The prominent west tower is wider than the nave and topped with a twin saddle-back roof from the 18th to early 19th century. Each side of the bell chamber features a pair of Romanesque openings with semi-circular roll-moulded arches of two orders on shafts with cushion capitals. Below these are small single lights with unmoulded semi-circular heads, and even smaller similar lights at the ground floor on the north and south sides. The west window, dating from the 13th century, is a three-light design made of chalk with plate tracery. The narrow nave contains a small original window with a semi-circular head on the north side, along with two later two-light traceried windows on the south. There is a blocked north doorway with a narrow chamfered pointed arch, and the south door features a similar arch within the 19th-century gabled wooden porch.
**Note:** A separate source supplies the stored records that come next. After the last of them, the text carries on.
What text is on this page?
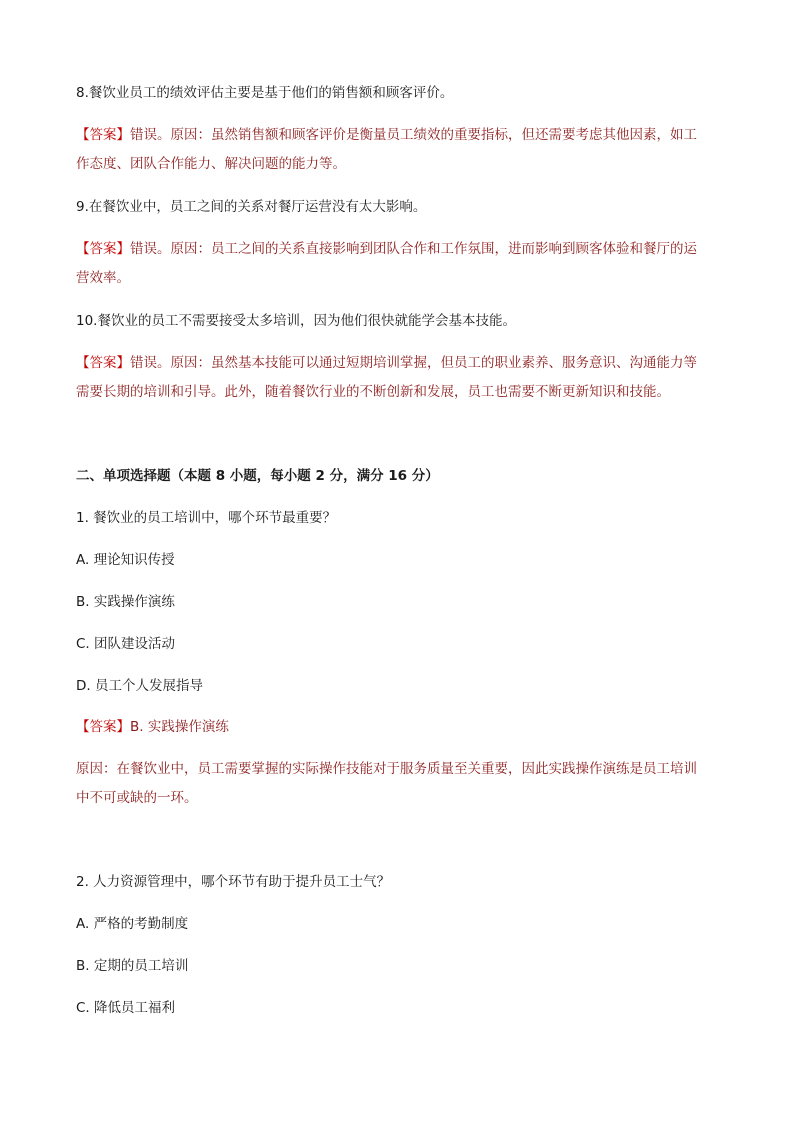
8.餐饮业员工的绩效评估主要是基于他们的销售额和顾客评价。
【答案】错误。原因：虽然销售额和顾客评价是衡量员工绩效的重要指标，但还需要考虑其他因素，如工
作态度、团队合作能力、解决问题的能力等。
9.在餐饮业中，员工之间的关系对餐厅运营没有太大影响。
【答案】错误。原因：员工之间的关系直接影响到团队合作和工作氛围，进而影响到顾客体验和餐厅的运
营效率。
10.餐饮业的员工不需要接受太多培训，因为他们很快就能学会基本技能。
【答案】错误。原因：虽然基本技能可以通过短期培训掌握，但员工的职业素养、服务意识、沟通能力等
需要长期的培训和引导。此外，随着餐饮行业的不断创新和发展，员工也需要不断更新知识和技能。
二、单项选择题（本题 8 小题，每小题 2 分，满分 16 分）
1. 餐饮业的员工培训中，哪个环节最重要？
A. 理论知识传授
B. 实践操作演练
C. 团队建设活动
D. 员工个人发展指导
【答案】B. 实践操作演练
原因：在餐饮业中，员工需要掌握的实际操作技能对于服务质量至关重要，因此实践操作演练是员工培训
中不可或缺的一环。
2. 人力资源管理中，哪个环节有助于提升员工士气？
A. 严格的考勤制度
B. 定期的员工培训
C. 降低员工福利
The chancel has two chamfered lancets on the north side, a three-light traceried east window, and two restored two-light traceried windows with flat heads on the south side. A central south door is also present, along with 19th-century buttresses.
Inside, the tower features a moulded arch on shafts leading to the inner face of the west window, and a tall wide unmoulded semi-circular arch leading into the nave. The nave itself has semi-circular rere-arches to the doorways and south windows, as well as a medieval roof of four bays with chamfered arch-braces to the collars and heavy simple wind-braces. There is a 19th-century wooden arch and screen leading to the chancel, and a reworked 15th-century octagonal font adorned with traceried panels. Other fittings within the church are from the 19th century.